Rebooting has opened my eyes to a lot of things this year. It has opened my eyes to positive self-criticism instead of self-deprecation. I've learned a lot about myself this year. That I can be grateful without being a fool. That I can be distant without being cold. That it is a very good thing to examine myself from time to time so I don't grow stagnant.
My fiance (still not used to that word, btw) mentioned something funny to me yesterday. On a 30-day-challenge Facebook meme I've been following, I posted an old picture of myself to represent who I was. My fiance did not recognize me at first. He asked me who that girl in my photo was and did not believe that it was me. it took a bit of time and analysis, but he did recognize me as I was then. He felt silly for not realizing it was me. I told him that was perfectly ok.

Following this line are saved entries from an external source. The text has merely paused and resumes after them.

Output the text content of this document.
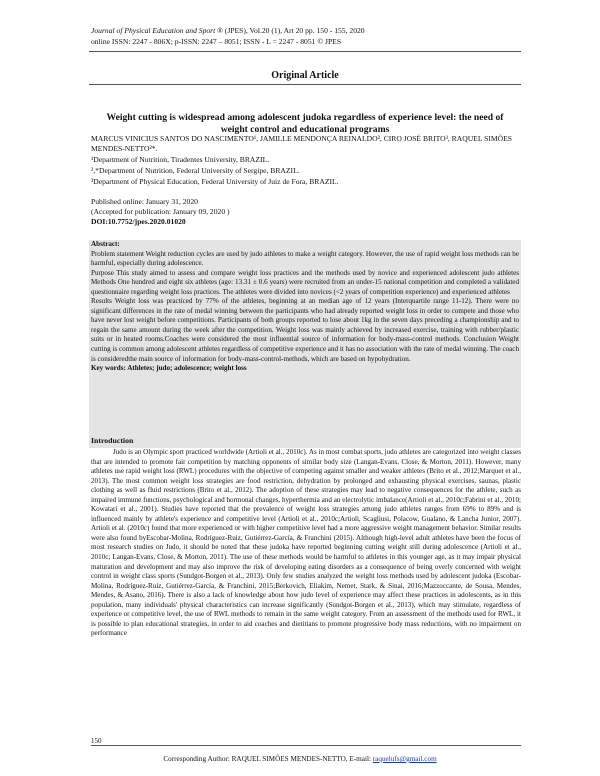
Journal of Physical Education and Sport ® (JPES), Vol.20 (1), Art 20 pp. 150 - 155, 2020
online ISSN: 2247 - 806X; p-ISSN: 2247 – 8051; ISSN - L = 2247 - 8051 © JPES
Original Article
Weight cutting is widespread among adolescent judoka regardless of experience level: the need of weight control and educational programs
MARCUS VINICIUS SANTOS DO NASCIMENTO¹, JAMILLE MENDONÇA REINALDO², CIRO JOSÉ BRITO³, RAQUEL SIMÕES MENDES-NETTO²*.
¹Department of Nutrition, Tiradentes University, BRAZIL.
²,*Department of Nutrition, Federal University of Sergipe, BRAZIL.
³Department of Physical Education, Federal University of Juiz de Fora, BRAZIL.
Published online: January 31, 2020
(Accepted for publication: January 09, 2020 )
DOI:10.7752/jpes.2020.01020
Abstract:
Problem statement Weight reduction cycles are used by judo athletes to make a weight category. However, the use of rapid weight loss methods can be harmful, especially during adolescence.
Purpose This study aimed to assess and compare weight loss practices and the methods used by novice and experienced adolescent judo athletes Methods One hundred and eight six athletes (age: 13.31 ± 0.6 years) were recruited from an under-15 national competition and completed a validated questionnaire regarding weight loss practices. The athletes were divided into novices (<2 years of competition experience) and experienced athletes
Results Weight loss was practiced by 77% of the athletes, beginning at an median age of 12 years (Interquartile range 11-12). There were no significant differences in the rate of medal winning between the participants who had already reported weight loss in order to compete and those who have never lost weight before competitions. Participants of both groups reported to lose about 1kg in the seven days preceding a championship and to regain the same amount during the week after the competition. Weight loss was mainly achieved by increased exercise, training with rubber/plastic suits or in heated rooms.Coaches were considered the most influential source of information for body-mass-control methods. Conclusion Weight cutting is common among adolescent athletes regardless of competitive experience and it has no association with the rate of medal winning. The coach is consideredthe main source of information for body-mass-control-methods, which are based on hypohydration.
Key words: Athletes; judo; adolescence; weight loss
Introduction

Judo is an Olympic sport practiced worldwide (Artioli et al., 2010c). As in most combat sports, judo athletes are categorized into weight classes that are intended to promote fair competition by matching opponents of similar body size (Langan-Evans, Close, & Morton, 2011). However, many athletes use rapid weight loss (RWL) procedures with the objective of competing against smaller and weaker athletes (Brito et al., 2012;Marquet et al., 2013). The most common weight loss strategies are food restriction, dehydration by prolonged and exhausting physical exercises, saunas, plastic clothing as well as fluid restrictions (Brito et al., 2012). The adoption of these strategies may lead to negative consequences for the athlete, such as impaired immune functions, psychological and hormonal changes, hyperthermia and an electrolytic imbalance(Artioli et al., 2010c;Fabrini et al., 2010; Kowatari et al., 2001). Studies have reported that the prevalence of weight loss strategies among judo athletes ranges from 69% to 89% and is influenced mainly by athlete's experience and competitive level (Artioli et al., 2010c;Artioli, Scagliusi, Polacow, Gualano, & Lancha Junior, 2007). Artioli et al. (2010c) found that more experienced or with higher competitive level had a more aggressive weight management behavior. Similar results were also found byEscobar-Molina, Rodríguez-Ruiz, Gutiérrez-García, & Franchini (2015). Although high-level adult athletes have been the focus of most research studies on Judo, it should be noted that these judoka have reported beginning cutting weight still during adolescence (Artioli et al., 2010c; Langan-Evans, Close, & Morton, 2011). The use of these methods would be harmful to athletes in this younger age, as it may impair physical maturation and development and may also improve the risk of developing eating disorders as a consequence of being overly concerned with weight control in weight class sports (Sundgot-Borgen et al., 2013). Only few studies analyzed the weight loss methods used by adolescent judoka (Escobar-Molina, Rodríguez-Ruiz, Gutiérrez-García, & Franchini, 2015;Berkovich, Eliakim, Nemet, Stark, & Sinai, 2016;Mazzoccante, de Sousa, Mendes, Mendes, & Asano, 2016). There is also a lack of knowledge about how judo level of experience may affect these practices in adolescents, as in this population, many individuals' physical characteristics can increase significantly (Sundgot-Borgen et al., 2013), which may stimulate, regardless of experience or competitive level, the use of RWL methods to remain in the same weight category. From an assessment of the methods used for RWL, it is possible to plan educational strategies, in order to aid coaches and dietitians to promote progressive body mass reductions, with no impairment on performance

150
Corresponding Author: RAQUEL SIMÕES MENDES-NETTO, E-mail: raquelufs@gmail.com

I explained to him that I'm the kind of girl who recreates herself from time to time. To the point where looking at photos of me from even as recently as college and looking at me now gives a viewer two completely different people. The girl in the photo was in a sunny lawn enjoying the spring day. She has a mixed look of calm and nervousness in her eyes (she hates being in pictures). Her flip-flopped feet are up in the air as she lied on her belly. She smiles with closed lips because she is embarrassed of her crooked teeth. The girl my fiance knows now is VERY different from that girl, even if these two entities share the same consciousness and body.
The girl my fiance knows now, the one he is marrying, isn't truly a girl. She is a woman. Unlike the girl in the picture, this woman hides from pictures to the point where it is very rare to see what she looks like. She might like being photographed again one day. When this woman smiles, she smiles widely with her now-straightened teeth and with her head held high. her hair is no longer long but bobbed, and cute that way. She stands up instead of lies down, she works instead of lounges. She is who I am now, but not necessarily who I will always be.
I suppose it is impossible to slack off in rebooting. I've been doing it all my life. This is just the first time I've ever written about it.